Sunday, July 24, 2005

Considering Judge John Roberts Jr.

Did President Bush choose a conserative to sit on the United States Supreme Court? Is Judge John Roberts another David Souter, another Antonin Scalia or another William Renquist? The views of conservative pundits on this issue are varied. Below is a sampling of information and opinion about the Roberts selection.

In a 1997 discussion of the latest term of the US Supreme Court, on PBS Newshour Roberts sounds like a conservative. It's worth reading the whole discussion.
Well, I think it’s a moderate court but one that is very serious about the limits it sees in the Constitution, whether it’s the limits on Congress, limitations on the federal government, or limitations on the court, itself. And if it’s a court that doesn’t seem so warm and embracing of theories that are popular on the law school campuses, I hope the other members of the panel will forgive me for not thinking that’s a serious flaw.
The folks at Powerlineblog believe President Bush made a sound choice. (Over)thinking about Judge Roberts
Ann Coulter is not the only smart conservative who wonders whether John Roberts is "one of us." As Scott noted below, Charles Krauthammmer has called Roberts a blank slate. And the astute blogger PoliPundit fears that President Bush has blown the pick.
There are two issues here: (1) is Roberts a conservative and (2) if so, what kind (and how solid) of a conservative jurist will he be. The first issue corresponds to the question, might Roberts be another Souter. The second corresponds roughly to the question, might he be another Powell/O'Connor/Kennedy. The answers, I will argue, are "no" and "probably not."

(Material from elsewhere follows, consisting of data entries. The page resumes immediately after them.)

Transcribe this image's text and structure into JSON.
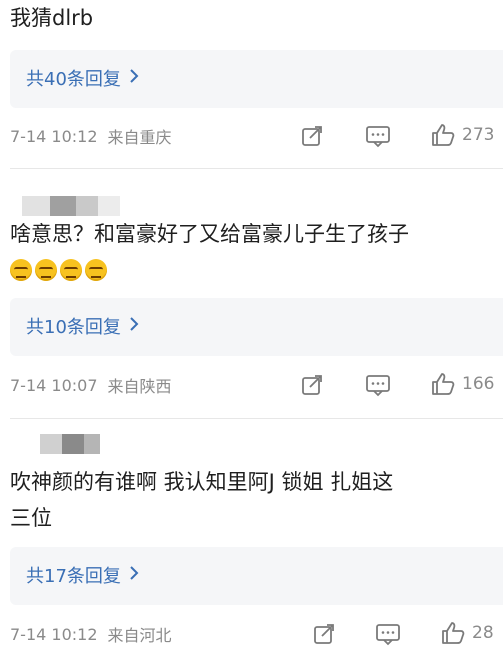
{
  "comments": [
    {
      "text": "我猜dlrb",
      "replies": "共40条回复",
      "time": "7-14 10:12",
      "location": "来自重庆",
      "likes": "273"
    },
    {
      "text": "啥意思？和富豪好了又给富豪儿子生了孩子",
      "emojis": [
        "persevere-face-icon",
        "persevere-face-icon",
        "persevere-face-icon",
        "persevere-face-icon"
      ],
      "replies": "共10条回复",
      "time": "7-14 10:07",
      "location": "来自陕西",
      "likes": "166"
    },
    {
      "text_line1": "吹神颜的有谁啊 我认知里阿J 锁姐 扎姐这",
      "text_line2": "三位",
      "replies": "共17条回复",
      "time": "7-14 10:12",
      "location": "来自河北",
      "likes": "28"
    }
  ],
  "icons": {
    "share": "share-icon",
    "comment": "comment-icon",
    "like": "thumbs-up-icon",
    "chevron": "chevron-right-icon"
  },
  "colors": {
    "link": "#3a6fb5",
    "meta": "#8a8a8a",
    "reply_bg": "#f5f6f8"
  }
}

I'm not aware of any one thing (for example, a ten-year judicial track record) that conclusively demonstrates Roberts' conservatism. But many indicators point that way, and none points to a contrary conclusion. Some examples: Roberts' law school contemporaries (two of whom I know) say he was a conservative at that time. He went on to clerk for a conservative Justice, William Rehnquist. Then he served in two Republican administrations. Why would an attorney spurn high paying opportunities in private practice to work for conservative presidents alongside folks like Ted Olson, Ken Starr, and Hugh Hewitt if he were not conservative? And if he were not conservative, wouldn't his colleagues figure this out? It is correct to say that Roberts did not necessarily agree with a given position he took in a given legal brief on behalf of the government. However, he must have agreed with most of them or he wouldn't have stayed. And, as the Washington Post reported on Thursday, some of the memos he wrote while in government take solidly conservative positions (in one case a more conservative position than Olson had taken). Excerpts from the memos clearly show a conservative turn of mind. So do a number of his judicial opinions. If John Roberts is another David Souter, he should have been a con artist, not a lawyer.
Another Powerlineblog post takes a look back at the 1990 selection of David Souter. Was Souter ever a conservative?
I've been ruminating a lot about David Souter. The myth is that he was thought to be a staunch conservative, but then he "grew in office" once appointed to the U.S. Supreme Court and became a liberal.
But that never made sense to me. People don't typically change in that way. Specifically, I began to wonder: what on earth convinced people, particularly GHWB, that Souter was ever a conservative?
And this Washington Post news story describes Roberts as a Young Pragmatist
As an up-and-coming young lawyer in the White House counsel's office from 1982 to 1986, John G. Roberts Jr. weighed in on some of the most controversial issues facing the Reagan administration, balancing conservative ideology with a savvy political pragmatism and a confidence that belied his years.
Asked to review legislation that would have prohibited lower federal courts from ordering busing to desegregate public schools, Roberts, now President Bush's nominee to the U.S. Supreme Court, took on no less a conservative legal scholar than Theodore B. Olson, who at the time was an assistant attorney general and later served as the solicitor general under Bush.